La race bretonne est une race très chaste. Les mœurs de cette jeunesse, livrée à elle-même, sans surveillance, étaient à l’abri de tout reproche. Il y avait alors au collège de Tréguier très peu d’internes. La plupart des élèves étrangers à la ville vivaient dans les maisons des particuliers ; leurs parens de la campagne leur apportaient, le jour du marché, leurs petites provisions. Je me rappelle une de ces maisons, voisine de celle de ma famille, et où j’avais plusieurs condisciples. La maîtresse, digne femme s’il en fut, vint à mourir. Son mari avait aussi peu de tête que possible, et le peu qu’il en avait, il le perdait tous les soirs dans les pots de cidre. Une petite servante, une enfant extrêmement sage, sauva la situation. Les jeunes étudians résolurent de la seconder, la maison continua de marcher, nonobstant le vieil ivrogne. J’entendais toujours mes camarades parler avec une rare estime de cette petite servante, qui était en effet un modèle de vertu, et y joignait la figure la plus agréable et la plus douce.

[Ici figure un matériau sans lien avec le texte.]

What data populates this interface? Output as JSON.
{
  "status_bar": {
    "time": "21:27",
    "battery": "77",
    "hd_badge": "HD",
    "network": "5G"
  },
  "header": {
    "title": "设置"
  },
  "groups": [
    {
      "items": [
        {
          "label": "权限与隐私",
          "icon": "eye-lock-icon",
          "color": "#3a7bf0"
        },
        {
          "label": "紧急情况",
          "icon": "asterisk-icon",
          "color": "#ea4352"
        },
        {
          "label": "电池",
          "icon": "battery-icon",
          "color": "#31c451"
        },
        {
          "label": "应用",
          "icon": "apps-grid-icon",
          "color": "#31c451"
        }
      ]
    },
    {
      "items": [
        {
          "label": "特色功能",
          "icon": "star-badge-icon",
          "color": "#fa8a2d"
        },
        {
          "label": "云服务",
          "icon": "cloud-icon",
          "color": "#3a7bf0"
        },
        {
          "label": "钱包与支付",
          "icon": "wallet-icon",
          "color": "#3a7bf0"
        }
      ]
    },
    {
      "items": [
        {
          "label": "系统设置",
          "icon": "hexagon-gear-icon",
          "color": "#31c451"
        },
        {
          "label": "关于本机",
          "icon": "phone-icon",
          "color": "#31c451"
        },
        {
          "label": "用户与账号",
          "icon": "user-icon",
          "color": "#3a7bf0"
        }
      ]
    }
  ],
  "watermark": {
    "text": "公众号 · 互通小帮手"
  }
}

Le fait est que ce qu’on dit des mœurs cléricales est, selon mon expérience, dénué de tout fondement. J’ai passé treize ans de ma vie entre les mains des prêtres, je n’ai pas vu l’ombre d’un scandale ; je n’ai connu que de bons prêtres. La confession peut avoir, dans certains pays, de graves inconvéniens. Je n’en ai pas vu une trace dans ma jeunesse ecclésiastique. Le vieux livre où je faisais mes examens de conscience était l’innocence même. Un seul péché excitait ma curiosité et mon inquiétude. Je craignais de l’avoir commis sans le savoir. Un jour, je pris mon courage à deux mains, et je montrai à mon confesseur l’article qui me troublait. Voici ce qu’il y avait : « Pratiquer la simonie dans la collation des bénéfices. » Je demandai à mon confesseur ce que cela signifiait, si je pouvais avoir commis ce péché-là. Le digne homme me rassura et me dit qu’un tel acte était tout à fait hors de ma portée.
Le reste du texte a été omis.